The house itself was extraordinarily elaborate. Its entrance included an eight-foot-high marble statue of Hiawatha created by the legendary Augustus Saint-Gaudens. The grounds had fifteen thousand trees and nearly as many bushes. (Hilton entertained thoughts of a flower garden to rival that of Versailles, but roses made him sneeze, so he kept it at a more modest level.) When first completed six years before, the grounds had been mentioned, though not reviewed, in New York’s newspapers.

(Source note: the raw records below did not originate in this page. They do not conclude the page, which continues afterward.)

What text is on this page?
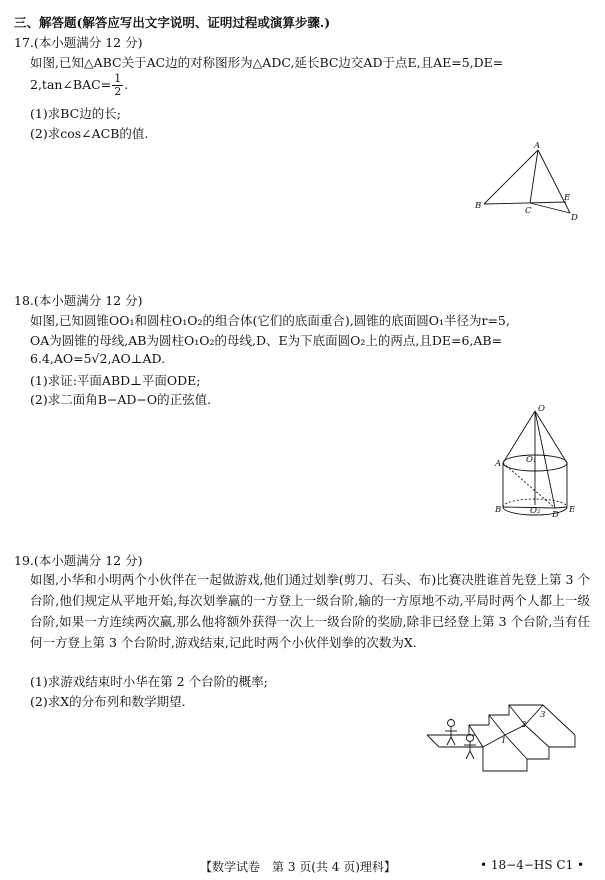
三、解答题(解答应写出文字说明、证明过程或演算步骤.)
17.(本小题满分 12 分)
如图,已知△ABC关于AC边的对称图形为△ADC,延长BC边交AD于点E,且AE=5,DE=
2,tan∠BAC= $\frac{1}{2}$ .
(1)求BC边的长;
(2)求cos∠ACB的值.
A
B	C
E
D
18.(本小题满分 12 分)
如图,已知圆锥OO₁和圆柱O₁O₂的组合体(它们的底面重合),圆锥的底面圆O₁半径为r=5,
OA为圆锥的母线,AB为圆柱O₁O₂的母线,D、E为下底面圆O₂上的两点,且DE=6,AB=
6.4,AO=5√2,AO⊥AD.
(1)求证:平面ABD⊥平面ODE;
(2)求二面角B−AD−O的正弦值.
O
A	O₁
B	O₂ D E
19.(本小题满分 12 分)
如图,小华和小明两个小伙伴在一起做游戏,他们通过划拳(剪刀、石头、布)比赛决胜谁首先登上第 3 个台阶,他们规定从平地开始,每次划拳赢的一方登上一级台阶,输的一方原地不动,平局时两个人都上一级台阶,如果一方连续两次赢,那么他将额外获得一次上一级台阶的奖励,除非已经登上第 3 个台阶,当有任何一方登上第 3 个台阶时,游戏结束,记此时两个小伙伴划拳的次数为X.
(1)求游戏结束时小华在第 2 个台阶的概率;
(2)求X的分布列和数学期望.
1
2
3
【数学试卷　第 3 页(共 4 页)理科】	• 18−4−HS C1 •
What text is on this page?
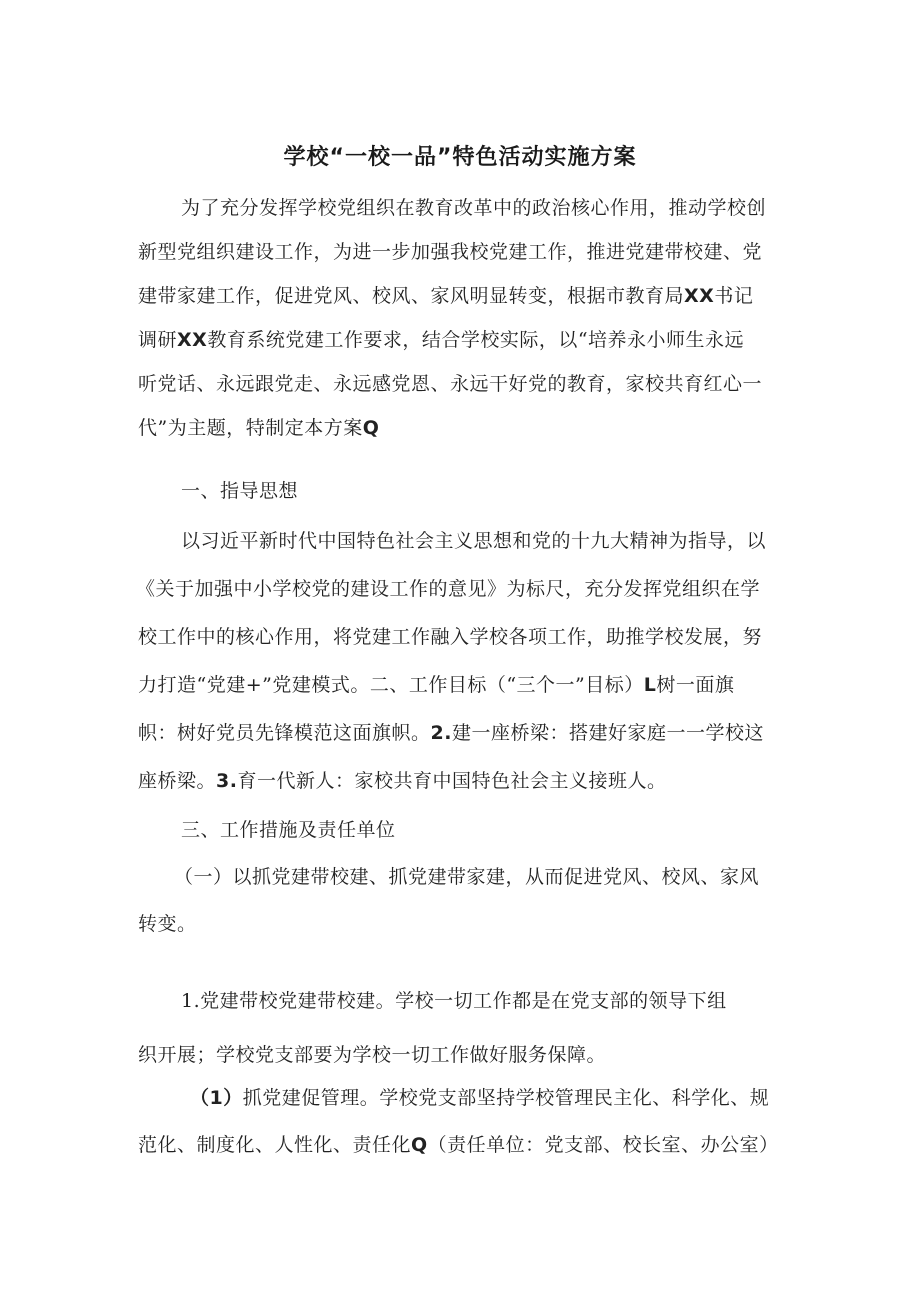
学校“一校一品”特色活动实施方案
为了充分发挥学校党组织在教育改革中的政治核心作用，推动学校创
新型党组织建设工作，为进一步加强我校党建工作，推进党建带校建、党
建带家建工作，促进党风、校风、家风明显转变，根据市教育局XX书记
调研XX教育系统党建工作要求，结合学校实际，以“培养永小师生永远
听党话、永远跟党走、永远感党恩、永远干好党的教育，家校共育红心一
代”为主题，特制定本方案Q
一、指导思想
以习近平新时代中国特色社会主义思想和党的十九大精神为指导，以
《关于加强中小学校党的建设工作的意见》为标尺，充分发挥党组织在学
校工作中的核心作用，将党建工作融入学校各项工作，助推学校发展，努
力打造“党建+”党建模式。二、工作目标（“三个一”目标）L树一面旗
帜：树好党员先锋模范这面旗帜。2.建一座桥梁：搭建好家庭一一学校这
座桥梁。3.育一代新人：家校共育中国特色社会主义接班人。
三、工作措施及责任单位
（一）以抓党建带校建、抓党建带家建，从而促进党风、校风、家风
转变。
1.党建带校党建带校建。学校一切工作都是在党支部的领导下组
织开展；学校党支部要为学校一切工作做好服务保障。
（1）抓党建促管理。学校党支部坚持学校管理民主化、科学化、规
范化、制度化、人性化、责任化Q（责任单位：党支部、校长室、办公室）
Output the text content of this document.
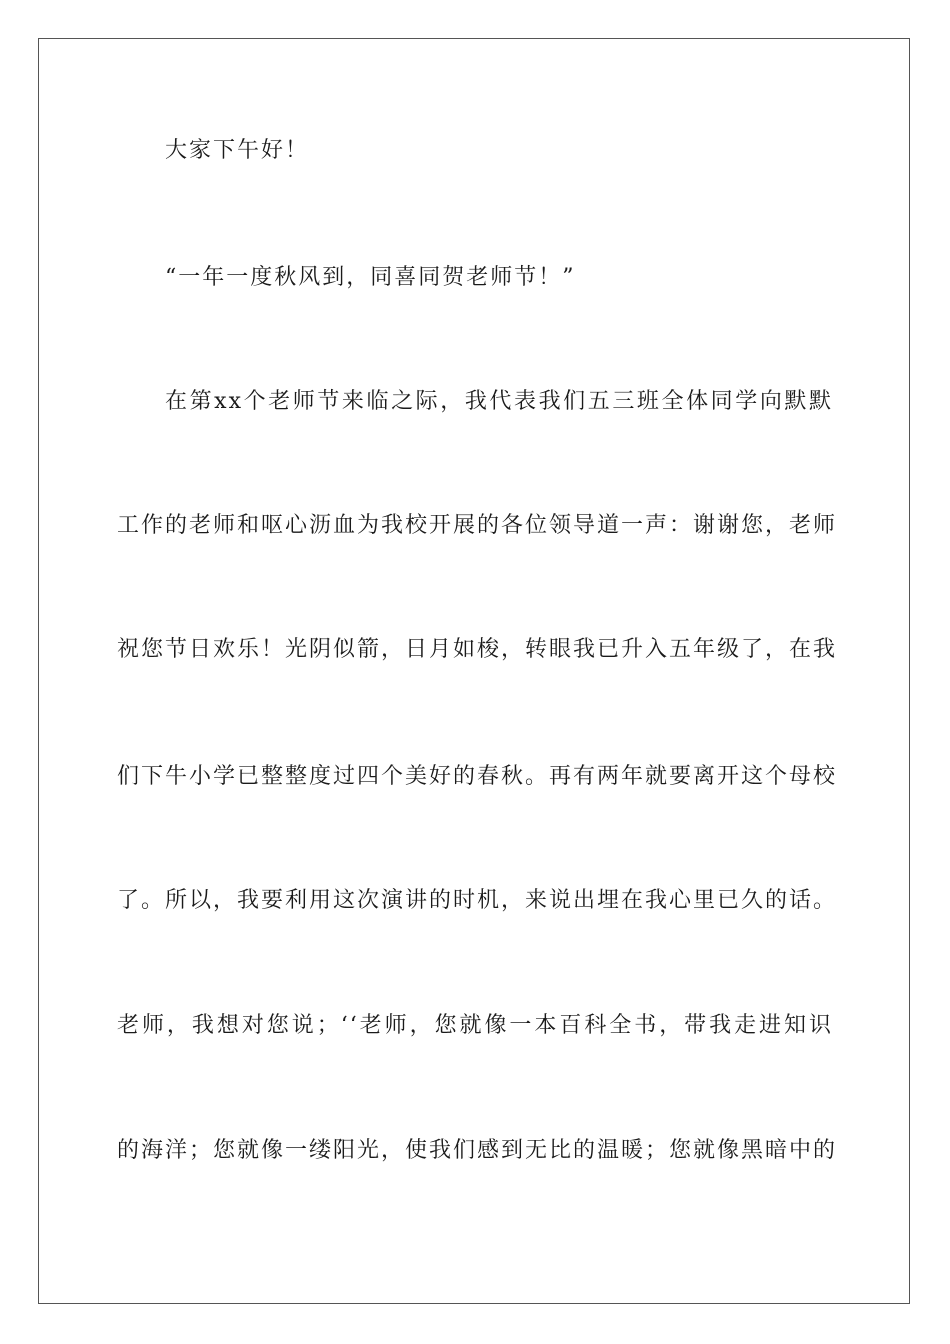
大家下午好！
“一年一度秋风到，同喜同贺老师节！”
在第xx个老师节来临之际，我代表我们五三班全体同学向默默
工作的老师和呕心沥血为我校开展的各位领导道一声：谢谢您，老师
祝您节日欢乐！光阴似箭，日月如梭，转眼我已升入五年级了，在我
们下牛小学已整整度过四个美好的春秋。再有两年就要离开这个母校
了。所以，我要利用这次演讲的时机，来说出埋在我心里已久的话。
老师，我想对您说；‘‘老师，您就像一本百科全书，带我走进知识
的海洋；您就像一缕阳光，使我们感到无比的温暖；您就像黑暗中的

Since then, however, much landscaping had been added, and the gardens were now fully mature. For once, Nellie’s experience as a garden reporter would come in handy. She approached Hilton’s office in Manhattan and, using the name Elizabeth Cochran, told them she wanted to write a story on Woodlawn Park’s handsome gardens ten years later. They wired back the same day that Mr. Hilton was amenable to the story and would be delighted to show Miss Cochran the gardens himself the following day.